La vie monastique est considérée à l’époque comme la seule qui suit strictement les principes divins. Ansoud, comme ses contemporains, considère les moines comme les « pauvres du Christ », c'est-à-dire ceux qui ont renoncer à tous les petits plaisirs terrestres pour se vouer uniquement à la Dieu, ne posséder que leur « habit » et vivre surtout de nourritures spirituelles, mais aussi comme les « chevaliers du Christ », ceux qui luttent par la prière contre le mal.
Ainsi le chevalier meurt une première fois pour le monde civil, il perd son nom, son pouvoir, oublie les siens pour intégrer la vie monastique.
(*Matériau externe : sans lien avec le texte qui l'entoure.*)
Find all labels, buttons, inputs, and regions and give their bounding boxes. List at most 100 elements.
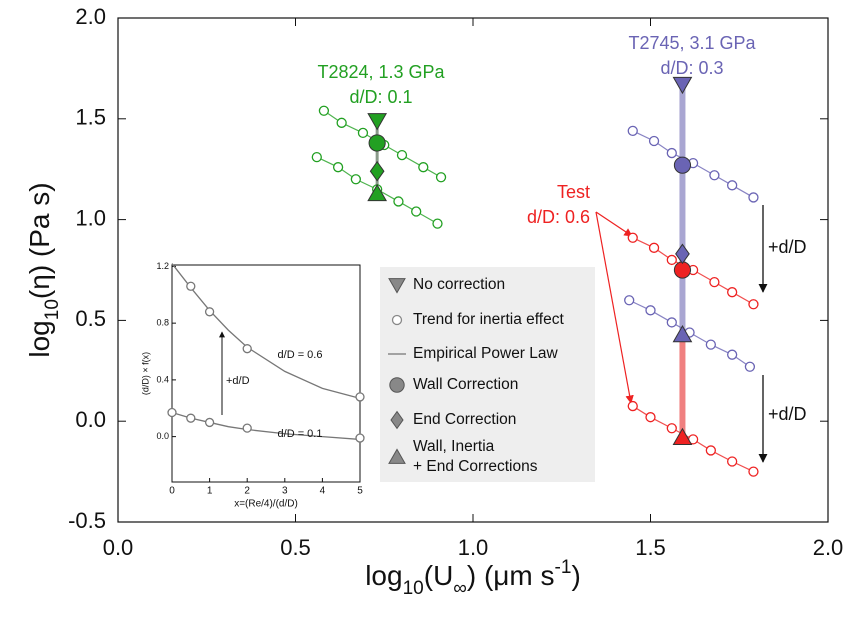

Odeline, son épouse, devient officiellement veuve, même si le chevalier est encore en vie mais dans le monastère.
Cette situation ne se prolongea malgré tout guère, puisqu’Ansoud mourut quelques jours après avoir pris l’habit de moine, ce qui souligne le caractère pour le moins opportuniste de ces conversions tardives, qui n’en restaient pas moins le seul moyen pour les chevaliers de réconcilier in extremis les obligations spécifiques de leur ordre et les injonctions morales du christianisme.
Conclusion
Au tournant des XIème et XIIème siècles, la vie d’un chevalier chrétien et bon pratiquant se rapproche dans l’idéal, énormément de la vie monastique. En effet, ces deux ordres obéissent à des règles et doivent servir la cause du Très Haut. De plus ils sont en étroite relation et ont besoin les uns des autres, parce que les premiers protègent les second, qui œuvrent en priant pour le salut des premiers.
Cependant, la comparaison s’arrête là. La chronique néglige consciemment de tenir compte des intérêts ainsi que des ambitions personnelles qui ont dû, à maintes reprises, faire sortir Ansoud de Maule du cadre de sa foi. La description du mode de vie chevaleresque d’Ordéric Vital est donc très orientée, elle promeut avant tout une sorte d’utopie, c'est-à-dire, la possibilité d’être accepté au paradis, pour un laïc ayant tué et profité du pouvoir et de la richesse qu’il procure. Mais sa chronique n’est pas un phénomène ponctuel, elle entre dans le cadre plus vaste d’une politique spirituelle de l’Eglise visant à discipliner certains hommes d’armes et à résoudre leur crise identitaire : combattre est tout sauf un acte chrétien, et pourtant l’Église avait besoin de ces combattants pour assurer sa protection. L’auteur, qui est un moins, voit dans le monachisme le plus parfait modèle de la vie chrétienne, et cherche à dessein à y faire coller du mieux qu’il peut son idéal de la chevalerie. Sa subjectivité ne suffit pourtant pas à discréditer son œuvre, puisque l’Histoire ecclésiastique nous apporte des détails sur la vie quotidienne des hommes de l’époque, comme le rituel de donation ou le déroulement de l’hommage… mais aussi de précieuses informations sur la façon de pensée d’un clerc qui vivait à l’époque où l’Église tentait de christianiser la chevalerie.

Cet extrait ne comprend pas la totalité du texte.